Here is a high level plan:
1. Rename current logs table.
2. Create a new table named like the old one.
3. Create partitions with old data and actual data in renamed table.
4. Add partition with actual data to the log table.
Here are some challenges we had to overcome:
- You can add partitions to the table only if the table is empty.
- Creating partitions on the table with millions of rows may take some time and table may get filled.
Here is the workaround. We renamed log table two times. We did it second time after creating the partitions. So here is how it looks like.
- Log table is renamed
- New log table is created
- Partitions are added to the table
- The data is copied from second table which was renamed to the new table. There were collected a few thousands records in it during the time of partition creation.
Let`s get to the code.
Assume we have a table listed below
CREATE TABLE [dbo].[AppLogs](
[LogEvent] [nvarchar](50) NULL,
127.0.0.1 [nvarchar](50) NULL,
[the_date] [datetime] NULL,
[Quantity] [nvarchar](100) NULL,
[Id] [nvarchar](100) NULL,
[ppc] [nvarchar](100) NULL
)
1. Rename the table
GO
EXEC sp_rename 'dbo.AppLogs', 'AppLogs1';
GO
2. Create new table with the same structure
CREATE TABLE [dbo].[AppLogs](
[LogEvent] [nvarchar](50) NULL,
127.0.0.1 [nvarchar](50) NULL,
[the_date] [datetime] NULL,
[Quantity] [nvarchar](100) NULL,
[Id] [nvarchar](100) NULL,
[ppc] [nvarchar](100) NULL
)
3. Create partition function, partition schema and partitions.
BEGIN TRAN
CREATE PARTITION FUNCTION[PartitionFuncAppLogs](datetime)

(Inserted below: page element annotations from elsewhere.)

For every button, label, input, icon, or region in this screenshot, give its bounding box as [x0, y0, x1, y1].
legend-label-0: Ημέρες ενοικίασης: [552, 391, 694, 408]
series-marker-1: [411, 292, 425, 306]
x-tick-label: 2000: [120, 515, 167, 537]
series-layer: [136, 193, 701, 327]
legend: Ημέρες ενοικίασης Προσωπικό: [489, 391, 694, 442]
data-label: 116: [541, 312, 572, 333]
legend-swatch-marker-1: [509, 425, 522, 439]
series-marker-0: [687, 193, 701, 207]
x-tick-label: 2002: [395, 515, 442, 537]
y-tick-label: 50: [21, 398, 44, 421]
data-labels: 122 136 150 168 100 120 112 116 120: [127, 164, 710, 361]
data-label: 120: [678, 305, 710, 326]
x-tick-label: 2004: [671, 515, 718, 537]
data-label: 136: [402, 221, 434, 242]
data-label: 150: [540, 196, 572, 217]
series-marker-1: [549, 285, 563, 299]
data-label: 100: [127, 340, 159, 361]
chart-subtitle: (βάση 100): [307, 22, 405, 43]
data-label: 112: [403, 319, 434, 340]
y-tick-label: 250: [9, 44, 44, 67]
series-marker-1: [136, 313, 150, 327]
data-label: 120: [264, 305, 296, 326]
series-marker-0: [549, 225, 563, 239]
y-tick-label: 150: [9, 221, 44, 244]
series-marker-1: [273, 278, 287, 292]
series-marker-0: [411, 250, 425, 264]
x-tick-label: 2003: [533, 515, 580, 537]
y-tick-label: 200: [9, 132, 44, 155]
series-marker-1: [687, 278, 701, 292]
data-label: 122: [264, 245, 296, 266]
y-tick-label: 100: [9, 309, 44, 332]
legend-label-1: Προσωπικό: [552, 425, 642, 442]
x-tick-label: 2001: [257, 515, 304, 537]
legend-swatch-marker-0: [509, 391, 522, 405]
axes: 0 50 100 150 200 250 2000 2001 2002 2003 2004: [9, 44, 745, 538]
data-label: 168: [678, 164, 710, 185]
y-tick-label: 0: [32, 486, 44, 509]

AS RANGE RIGHT FOR VALUES (N'2013-01-01T00:00:00.001')
CREATE PARTITION SCHEME [PartitionSchemaAppLogs]
AS PARTITION[PartitionFuncAppLogs] TO ([PRIMARY], [PRIMARY])
CREATE CLUSTERED INDEX[CX_PartiionSchema] ON[dbo].[AppLogs1]
(
[the_date]
)WITH (SORT_IN_TEMPDB = OFF, IGNORE_DUP_KEY = OFF, DROP_EXISTING = OFF, ONLINE = OFF) ON [PartitionSchemaAppLogs]([the_date])
DROP INDEX[CX_PartiionSchema] ON[dbo].[AppLogs1] WITH ( ONLINE = OFF )
COMMIT TRAN
4. Add partition to the new logs table.
ALTER TABLE dbo.AppLogs1 SWITCH PARTITION 2 TO dbo.AppLogs
In current code sample we omit the steps of second rename of the table and recreation of the log table. They are similar to points 1 and 2. Also it is interesting to mention that there were transactions waiting to be inserted to the logs table at that moment. After creation of the tables there were about 100 rows of new data. Creation and adding of partition takes a few milliseconds.
Here is how to check which partition stores the data
SELECT $PARTITION.PartitionFuncAppLogs ('2013-01-01T08:22:07.345')
Using this approach we get following benefits
– Table was available, no down time..
– Data is separated
– Time taken is not much
A few notes
– Partitioning is available only in Enterprise edition of SQL Server
– At the moment of creation of a new table and adding a partition there can data insertion running on the table. In such case it will not be possible to add a partition. You will have to repeat this step again.
– This approach may not succeed in case of some specific data schema.
Good luck with your table partitioning.